Likewise, Country Lane resident Anne Kelly pleaded with the Selectmen to move forward with a traffic calming measure. 

"There's no stop sign on Country Lane," she said. "Do you know what it's like to walk down those streets? There are cars ready to take you out at any point in time. It's just extremely dangerous."

The issue of throughout the year, as Westwood Officials and Representatives from Beta Group, Inc. have held a number of public meetings, during which they presented findings from the traffic calming study and proposed solutions before accepting feedback from residents of such neighborhoods as Dover Road, Conant Road, Country Lane and Lorraine Road, among otheres. 

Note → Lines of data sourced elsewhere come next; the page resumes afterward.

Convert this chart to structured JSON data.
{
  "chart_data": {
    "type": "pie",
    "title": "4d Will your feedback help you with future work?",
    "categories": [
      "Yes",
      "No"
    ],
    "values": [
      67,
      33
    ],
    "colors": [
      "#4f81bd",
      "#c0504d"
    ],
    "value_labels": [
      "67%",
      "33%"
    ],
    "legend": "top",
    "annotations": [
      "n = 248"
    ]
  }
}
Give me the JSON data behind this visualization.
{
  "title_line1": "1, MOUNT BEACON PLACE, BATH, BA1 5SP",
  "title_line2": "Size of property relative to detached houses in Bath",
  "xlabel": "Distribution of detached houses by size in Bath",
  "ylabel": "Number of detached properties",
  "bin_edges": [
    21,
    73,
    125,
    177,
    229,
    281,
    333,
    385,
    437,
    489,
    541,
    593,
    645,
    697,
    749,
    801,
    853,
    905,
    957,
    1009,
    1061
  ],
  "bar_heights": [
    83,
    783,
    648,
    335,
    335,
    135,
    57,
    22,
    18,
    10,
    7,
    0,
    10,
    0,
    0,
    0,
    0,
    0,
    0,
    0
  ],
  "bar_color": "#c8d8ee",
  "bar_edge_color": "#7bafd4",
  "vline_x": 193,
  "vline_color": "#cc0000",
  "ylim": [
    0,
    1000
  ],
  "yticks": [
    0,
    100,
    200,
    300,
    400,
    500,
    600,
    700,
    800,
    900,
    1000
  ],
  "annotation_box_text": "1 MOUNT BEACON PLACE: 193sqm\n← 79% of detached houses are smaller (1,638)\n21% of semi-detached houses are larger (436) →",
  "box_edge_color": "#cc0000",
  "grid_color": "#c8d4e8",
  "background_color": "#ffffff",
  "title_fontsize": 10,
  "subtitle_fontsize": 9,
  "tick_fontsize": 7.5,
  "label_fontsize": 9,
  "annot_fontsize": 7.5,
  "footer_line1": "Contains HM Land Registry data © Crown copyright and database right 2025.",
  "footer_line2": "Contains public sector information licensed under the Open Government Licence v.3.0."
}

Traffic along those roads tends to bulge at the seams during morning and evening rush hour commutes, the study finds, as motorists use the roads as a way to cut through and around High Street, traffic on which frequently sits at a dead stop during rush hour. 

Beta Group's traffic study found that an average of 536 vehicles pass through the neighborhoods between the hour of 7:15 and 8:15 a.m. Monday through Friday, saving an average of about five minutes from High Street traffic. Moreover, about 300 vehicles pass through during the evening commute. 

As a solution, Beta Group proposed the Phase 1 solution that would cost the town about $250,000 to implement and would comprise the following traffic-calming measures: seven speed humps, two alternative pavement locations, one speed table, one raised intersection and one center island. 

"We're also recommending the painting of fog lines and center lines throughout the network," said Jason DeGray, Senior Project Engineer of Beta Group said during a presentation of the plan Monday night. "We do suggest up front this is something we should definitely try."

DeGray elaborated that the main cause of the problem is High Street; ultimately it would be that main road that would need to be altered in order to completely fix the problem, either by adding a travel lane to both sides of the road or by another extensive measure, he said. However, moving forward with such a project would be both time consuming and costly. 

"The probability of doing anything that would completely get rid of this incentive is relatively low," DeGray said. "That's something that really is not in the cards for the future."

While the Selectmen said they could address the issue by adding police patrol to the neighborhoods to help encorce and control speeders, they were clear that they plan to discuss a way to fit the project into the town's plans moving forward. 

"We've heard your call for enforcement; I'm at this point in time committed to try to figure it out," Ahearn said Monday night in response to residents' concerns. "One of the the things we're considering this year is we have a highway bond that is coming off of our books. It's money we bonded a long time ago . . . we're asking the town to replace that bond. That's one of the things we need to think about."